The guardrails are the product, not an afterthought. The assistant is tenant-isolated and permission-aware, so it can only see what the signed-in user is allowed to see — a crew record's rank and sign-on status, never another company's data. It runs on enterprise-grade foundation models with EU data residency, and your data never trains a model. Every interaction is audited. Quick, Balanced and Deep tiers let a user trade speed for reasoning depth over that same private data — never a web search. None of that is glamorous. All of it is what separates an assistant you can put in front of a fleet from a demo you can only put on a slide.
The bottom line
The short version, for anyone skimming:
- AI in ship management today is retrieval, drafting and question-answering over your own data — not autonomy.
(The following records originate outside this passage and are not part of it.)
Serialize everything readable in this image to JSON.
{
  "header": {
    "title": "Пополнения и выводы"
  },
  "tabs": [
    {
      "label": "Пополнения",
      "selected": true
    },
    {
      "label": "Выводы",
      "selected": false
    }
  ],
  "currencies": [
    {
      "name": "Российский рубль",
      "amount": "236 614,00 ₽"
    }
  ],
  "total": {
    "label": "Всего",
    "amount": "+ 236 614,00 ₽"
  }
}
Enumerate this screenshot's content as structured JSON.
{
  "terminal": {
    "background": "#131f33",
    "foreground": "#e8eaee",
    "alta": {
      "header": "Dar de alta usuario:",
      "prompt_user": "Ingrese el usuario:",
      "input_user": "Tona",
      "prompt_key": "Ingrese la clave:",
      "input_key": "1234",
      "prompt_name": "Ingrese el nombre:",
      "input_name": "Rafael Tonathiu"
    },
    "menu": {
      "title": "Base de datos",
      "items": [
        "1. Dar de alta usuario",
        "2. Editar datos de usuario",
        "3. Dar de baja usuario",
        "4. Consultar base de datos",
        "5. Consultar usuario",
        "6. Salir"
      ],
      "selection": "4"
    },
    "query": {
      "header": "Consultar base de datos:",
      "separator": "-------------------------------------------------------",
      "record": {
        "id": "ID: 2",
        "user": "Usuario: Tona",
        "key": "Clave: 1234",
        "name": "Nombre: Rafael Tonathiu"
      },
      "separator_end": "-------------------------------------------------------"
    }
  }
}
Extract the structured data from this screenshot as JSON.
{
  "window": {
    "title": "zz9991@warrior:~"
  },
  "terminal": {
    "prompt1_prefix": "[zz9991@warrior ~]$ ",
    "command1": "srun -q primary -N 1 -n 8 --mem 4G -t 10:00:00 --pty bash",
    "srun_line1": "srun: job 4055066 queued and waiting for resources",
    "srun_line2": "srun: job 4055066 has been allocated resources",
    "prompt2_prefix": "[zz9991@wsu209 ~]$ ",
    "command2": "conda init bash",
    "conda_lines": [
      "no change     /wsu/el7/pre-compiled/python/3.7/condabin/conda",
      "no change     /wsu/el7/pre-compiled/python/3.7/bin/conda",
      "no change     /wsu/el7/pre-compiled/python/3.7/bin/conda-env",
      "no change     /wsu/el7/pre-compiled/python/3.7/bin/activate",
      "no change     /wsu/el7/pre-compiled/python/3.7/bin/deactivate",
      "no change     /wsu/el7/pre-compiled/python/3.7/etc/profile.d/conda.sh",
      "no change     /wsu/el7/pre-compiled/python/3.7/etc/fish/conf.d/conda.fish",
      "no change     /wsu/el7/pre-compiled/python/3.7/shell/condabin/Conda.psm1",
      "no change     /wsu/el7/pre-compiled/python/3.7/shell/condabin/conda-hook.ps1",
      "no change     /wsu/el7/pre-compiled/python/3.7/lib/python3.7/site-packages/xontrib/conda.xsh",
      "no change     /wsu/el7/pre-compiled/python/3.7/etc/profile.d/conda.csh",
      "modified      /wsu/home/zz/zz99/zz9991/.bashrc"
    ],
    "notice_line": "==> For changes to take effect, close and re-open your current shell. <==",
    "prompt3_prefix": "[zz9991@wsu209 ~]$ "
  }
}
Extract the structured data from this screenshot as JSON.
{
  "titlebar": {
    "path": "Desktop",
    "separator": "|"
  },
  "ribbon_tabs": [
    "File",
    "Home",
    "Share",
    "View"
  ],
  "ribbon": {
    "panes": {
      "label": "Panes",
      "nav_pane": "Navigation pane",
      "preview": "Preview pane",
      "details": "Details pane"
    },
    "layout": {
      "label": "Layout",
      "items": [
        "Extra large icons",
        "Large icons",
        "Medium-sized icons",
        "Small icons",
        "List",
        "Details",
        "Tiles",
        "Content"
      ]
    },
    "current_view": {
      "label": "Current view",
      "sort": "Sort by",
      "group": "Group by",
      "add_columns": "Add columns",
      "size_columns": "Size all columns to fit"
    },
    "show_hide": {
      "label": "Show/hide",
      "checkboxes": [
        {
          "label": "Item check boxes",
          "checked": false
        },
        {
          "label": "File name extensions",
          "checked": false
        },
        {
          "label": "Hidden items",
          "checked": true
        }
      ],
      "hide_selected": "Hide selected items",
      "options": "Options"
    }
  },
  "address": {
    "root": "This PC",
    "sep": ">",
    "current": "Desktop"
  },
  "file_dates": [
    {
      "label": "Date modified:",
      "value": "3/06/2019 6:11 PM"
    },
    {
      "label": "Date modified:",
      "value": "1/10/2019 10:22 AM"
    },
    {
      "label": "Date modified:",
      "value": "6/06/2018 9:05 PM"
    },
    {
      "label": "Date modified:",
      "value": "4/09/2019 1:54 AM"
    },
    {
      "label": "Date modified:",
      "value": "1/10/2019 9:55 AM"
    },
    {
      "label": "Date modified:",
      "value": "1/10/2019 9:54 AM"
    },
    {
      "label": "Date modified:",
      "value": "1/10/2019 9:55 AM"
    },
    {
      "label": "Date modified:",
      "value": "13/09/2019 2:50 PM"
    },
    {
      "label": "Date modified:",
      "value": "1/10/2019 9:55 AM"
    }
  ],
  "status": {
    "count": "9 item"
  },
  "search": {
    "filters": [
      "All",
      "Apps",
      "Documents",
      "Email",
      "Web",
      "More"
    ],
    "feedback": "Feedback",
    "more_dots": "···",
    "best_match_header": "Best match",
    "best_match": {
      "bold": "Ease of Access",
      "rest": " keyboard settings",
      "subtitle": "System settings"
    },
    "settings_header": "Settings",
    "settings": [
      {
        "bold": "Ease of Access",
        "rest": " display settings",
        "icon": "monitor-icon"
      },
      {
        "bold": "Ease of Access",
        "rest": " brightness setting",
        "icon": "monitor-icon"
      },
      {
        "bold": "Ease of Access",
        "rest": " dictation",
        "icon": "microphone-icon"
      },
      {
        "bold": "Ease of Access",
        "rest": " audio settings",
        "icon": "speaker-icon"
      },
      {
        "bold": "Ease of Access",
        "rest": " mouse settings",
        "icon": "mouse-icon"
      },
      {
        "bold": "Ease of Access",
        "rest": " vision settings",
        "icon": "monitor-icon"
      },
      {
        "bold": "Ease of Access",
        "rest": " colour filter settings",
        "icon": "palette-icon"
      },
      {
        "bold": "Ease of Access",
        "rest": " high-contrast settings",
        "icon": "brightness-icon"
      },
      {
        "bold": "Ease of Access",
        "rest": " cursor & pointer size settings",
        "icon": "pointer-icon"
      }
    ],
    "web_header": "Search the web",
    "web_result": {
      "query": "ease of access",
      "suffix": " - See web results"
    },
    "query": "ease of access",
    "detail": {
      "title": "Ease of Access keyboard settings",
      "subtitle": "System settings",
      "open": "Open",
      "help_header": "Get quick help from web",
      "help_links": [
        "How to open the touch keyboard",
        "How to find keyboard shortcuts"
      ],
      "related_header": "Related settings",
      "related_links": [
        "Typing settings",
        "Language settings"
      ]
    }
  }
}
- The credible operating model is co-pilot, not autopilot: the machine proposes, a named human decides. Seventy percent of the industry agrees.
- Grounding and citations are non-negotiable. If an answer has no source, assume it was invented.
- Your assistant is only as good as your data. Fix incompleteness, inconsistency and format chaos before you buy anything.
- One grounded assistant over unified data beats a zoo of single-purpose bots that cannot talk to each other.
- AI does not replace judgement, act without approval, or see anything your systems do not already hold.
Frequently asked questions
Is AI in ship management safe to rely on?
Only as a co-pilot. The strongest maritime-specific study, from DNV and SINTEF, found language models are not yet mature enough for safety-critical use without human oversight, and that final decisions must stay with human experts. Used as a drafting and retrieval aid with a person confirming every output, it is safe and genuinely useful. Used as an unsupervised decision-maker, it is not.
Does maritime AI need clean data to work?
Yes, completely. DNV calls data the backbone of any AI system and is blunt that poor-quality data does not work with AI. Incomplete logs, inconsistent naming and clashing data formats all produce confident, wrong answers. The realistic sequence is to fix data management first, then choose a platform — not the reverse.
Will AI replace superintendents and crew?
No, and the people doing the work do not want it to. In the Beyond the Hype survey, 66% worried that overreliance on AI would erode human expertise, and 70% insisted humans keep the final decision. AI removes the blank-page and needle-in-a-haystack work — drafting reports, finding the relevant clause or the overdue job. The judgement, and the accountability, stay human.
What is the difference between a single-purpose bot and a grounded assistant?
A single-purpose bot answers one narrow question from one system and cannot see the rest of your operation. A grounded assistant retrieves across your unified data — maintenance, procurement, crew, HSEQ — cites its sources, respects each user's permissions, and drafts changes a human approves. Real questions span departments, so the unified, grounded approach answers what a collection of disconnected bots cannot.